The kit is based on a working seventeenth century wall clock. I once passed up a chance to pick one of these up, possbly from a different manufacturer, and have really regretted it since.

BONUS: Fryer offers a free trebuchet model as well.

Generally speaking the kits seen here are of a fairly high degree of refinement.

This post is the result of a desultry search for a free zep kit, not that I expect to turn one up.

Roeper pans IU porn

College porn stars film their own punishment is the headline to Richard Roeper’s hard-hitting big thumbs down on Shane’s World, Vol. 32, Campus Invasion, the pro-am porn film shot in Bloomington last year to the delight of media professionals everywhere.

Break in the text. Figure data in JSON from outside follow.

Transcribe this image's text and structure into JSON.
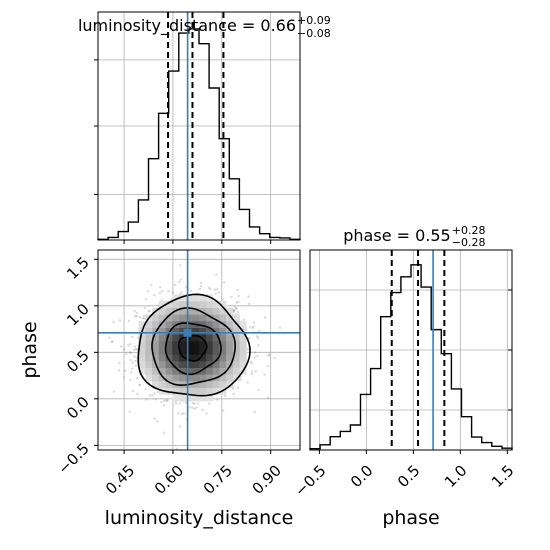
{
  "chart_data": {
    "type": "corner",
    "parameters": [
      "luminosity_distance",
      "phase"
    ],
    "truth": {
      "luminosity_distance": 0.645,
      "phase": 0.71
    },
    "colors": {
      "truth": "#3d7db6",
      "histogram": "#000000",
      "samples": "#7a7a7a"
    },
    "grid": true,
    "panels": {
      "luminosity_distance_marginal": {
        "title": {
          "main": "luminosity_distance = 0.66",
          "sup": "+0.09",
          "sub": "−0.08"
        },
        "xlim": [
          0.37,
          0.99
        ],
        "quantiles": [
          0.585,
          0.66,
          0.755
        ],
        "bin_edges": [
          0.37,
          0.401,
          0.432,
          0.463,
          0.494,
          0.525,
          0.556,
          0.587,
          0.618,
          0.649,
          0.68,
          0.711,
          0.742,
          0.773,
          0.804,
          0.835,
          0.866,
          0.897,
          0.928,
          0.959,
          0.99
        ],
        "density": [
          0.003,
          0.012,
          0.04,
          0.085,
          0.19,
          0.385,
          0.6,
          0.8,
          0.98,
          1.0,
          0.93,
          0.72,
          0.48,
          0.29,
          0.145,
          0.062,
          0.03,
          0.012,
          0.01,
          0.003
        ]
      },
      "phase_marginal": {
        "title": {
          "main": "phase = 0.55",
          "sup": "+0.28",
          "sub": "−0.28"
        },
        "xlim": [
          -0.6,
          1.55
        ],
        "quantiles": [
          0.27,
          0.55,
          0.83
        ],
        "bin_edges": [
          -0.6,
          -0.4925,
          -0.385,
          -0.2775,
          -0.17,
          -0.0625,
          0.045,
          0.1525,
          0.26,
          0.3675,
          0.475,
          0.5825,
          0.69,
          0.7975,
          0.905,
          1.0125,
          1.12,
          1.2275,
          1.335,
          1.4425,
          1.55
        ],
        "density": [
          0.007,
          0.028,
          0.072,
          0.1,
          0.135,
          0.3,
          0.44,
          0.72,
          0.85,
          0.935,
          1.0,
          0.88,
          0.65,
          0.52,
          0.33,
          0.18,
          0.07,
          0.04,
          0.02,
          0.01
        ],
        "xticks": [
          {
            "value": -0.5,
            "label": "−0.5"
          },
          {
            "value": 0.0,
            "label": "0.0"
          },
          {
            "value": 0.5,
            "label": "0.5"
          },
          {
            "value": 1.0,
            "label": "1.0"
          },
          {
            "value": 1.5,
            "label": "1.5"
          }
        ]
      },
      "joint": {
        "xlim": [
          0.37,
          0.99
        ],
        "ylim": [
          -0.55,
          1.6
        ],
        "center": [
          0.66,
          0.55
        ],
        "std": [
          0.085,
          0.27
        ],
        "contour_levels_sigma": [
          0.5,
          1.0,
          1.5,
          2.0
        ],
        "xticks": [
          {
            "value": 0.45,
            "label": "0.45"
          },
          {
            "value": 0.6,
            "label": "0.60"
          },
          {
            "value": 0.75,
            "label": "0.75"
          },
          {
            "value": 0.9,
            "label": "0.90"
          }
        ],
        "yticks": [
          {
            "value": -0.5,
            "label": "−0.5"
          },
          {
            "value": 0.0,
            "label": "0.0"
          },
          {
            "value": 0.5,
            "label": "0.5"
          },
          {
            "value": 1.0,
            "label": "1.0"
          },
          {
            "value": 1.5,
            "label": "1.5"
          }
        ]
      }
    },
    "axis_labels": {
      "joint_x": "luminosity_distance",
      "joint_y": "phase",
      "phase_x": "phase"
    }
  }
}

Not to worry – it’s not a serious review of a porn film. Heaven forfend that the Sun-Times, or most papers and large circulation printed news sources, would ever run something thoughful about porn. After all, they tried back in the mid-seventies, and look where that got everybody.

But, as far as fish in a barrel goes, it’s pretty funny.

The film runs 2-1/2 hours, and for the most part it’s about as sexy as a military educational film about transmittable diseases. Basically you get porn stars with ugly tattoos, bad teeth and been-around-the-block-a-million-times faces mingling with drunken-fool college students in pig sty apartments. It’s mostly pathetic and depressing.

One mope who meets the porn stars outside his dorm invites them back to his room. Another guy, toting a backpack, allows the women to fondle him in public and then says, “Awesome! OK, I gotta go to class.” There are several party sequences, with the porn stars putting on shows for the crowd and occasionally hooking up with young men.

Go I.U.! We’re number one! We’re number one!

(Really, this is about as far as I go with the whole team spirit thing.)

Frankenstein's complaint

In Upon Silence, Paul Frankenstein hints that perhaps he’s got a touch of the blues, and rather poetically dances around what he ought to do about it.

I feel for him. Paul, you’ll get through. A shrink is an acceptable route.